Er stand auf einer Pier in Victoria, links von der Klinge, auf der ich festgebunden war. Das Schiff wurde soeben vertäut.

»Wie erwartet«, sagte Policrates, der neben ihm erschien. Piraten verließen das Flaggschiff und strömten an den beiden vorbei. Ich hörte witzige Bemerkungen über die Frauen von Victoria, die den Piraten in dieser Nacht erliegen würden.

»Kein Alarmschlag ist zu hören, nicht einmal das«, sagte Reginald, der ehemalige Kapitän der Tamira.

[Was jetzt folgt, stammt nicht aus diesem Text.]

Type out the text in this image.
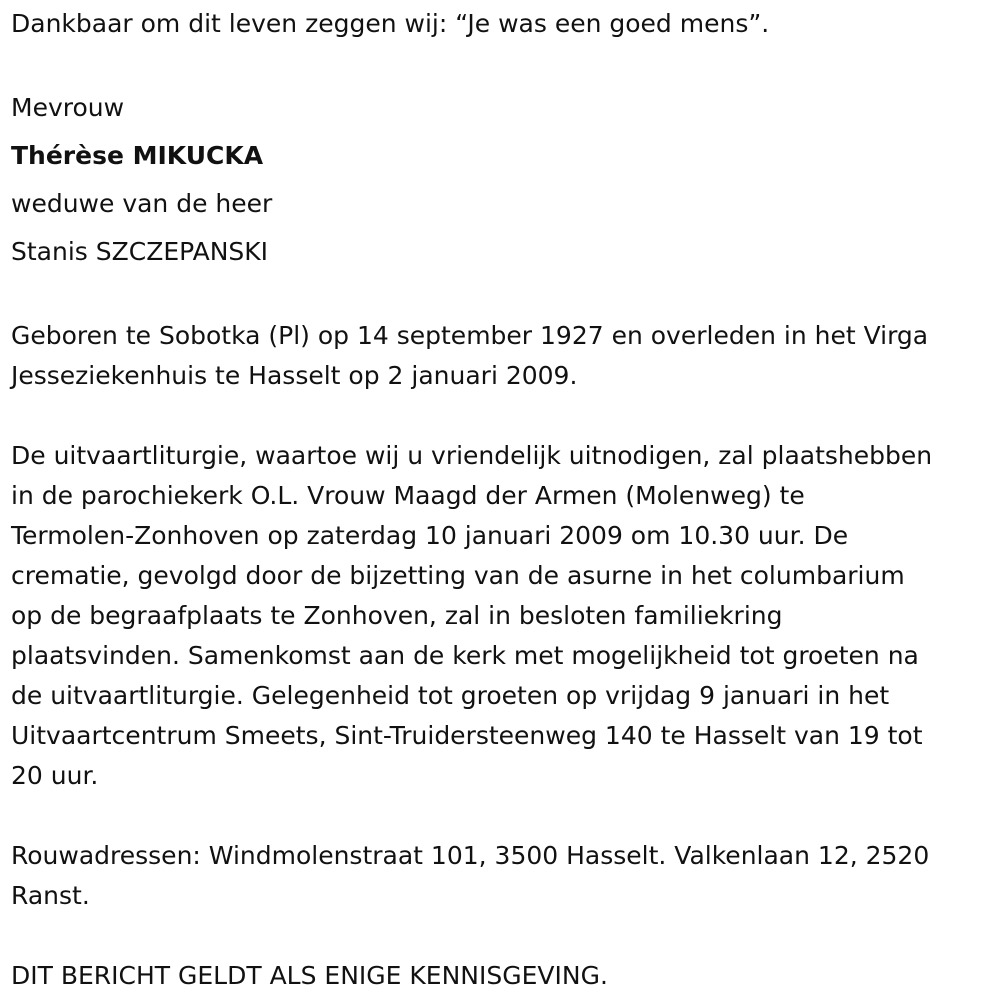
Dankbaar om dit leven zeggen wij: “Je was een goed mens”.

Mevrouw

Thérèse MIKUCKA

weduwe van de heer

Stanis SZCZEPANSKI

Geboren te Sobotka (Pl) op 14 september 1927 en overleden in het Virga

Jesseziekenhuis te Hasselt op 2 januari 2009.

De uitvaartliturgie, waartoe wij u vriendelijk uitnodigen, zal plaatshebben

in de parochiekerk O.L. Vrouw Maagd der Armen (Molenweg) te

Termolen-Zonhoven op zaterdag 10 januari 2009 om 10.30 uur. De

crematie, gevolgd door de bijzetting van de asurne in het columbarium

op de begraafplaats te Zonhoven, zal in besloten familiekring

plaatsvinden. Samenkomst aan de kerk met mogelijkheid tot groeten na

de uitvaartliturgie. Gelegenheid tot groeten op vrijdag 9 januari in het

Uitvaartcentrum Smeets, Sint-Truidersteenweg 140 te Hasselt van 19 tot

20 uur.

Rouwadressen: Windmolenstraat 101, 3500 Hasselt. Valkenlaan 12, 2520

Ranst.

DIT BERICHT GELDT ALS ENIGE KENNISGEVING.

Zahlreiche andere Schiffe näherten sich den Kaianlagen der Stadt und wurden festgemacht.

»Eigentlich müßten die Leute mit Geschenken und ihren bekränzten Töchtern singend zum Hafen kommen, um uns gnädig zu stimmen«, sagte Callisthenes.

»Aber selbst davor haben sie Angst«, sagte Policrates.

Ich begann mich auf der Scherklinge zu winden und spürte gleich darauf wieder frisches Blut am Rücken. Im nächsten Moment wurde mir eine Schwertspitze an die Flanke gehalten.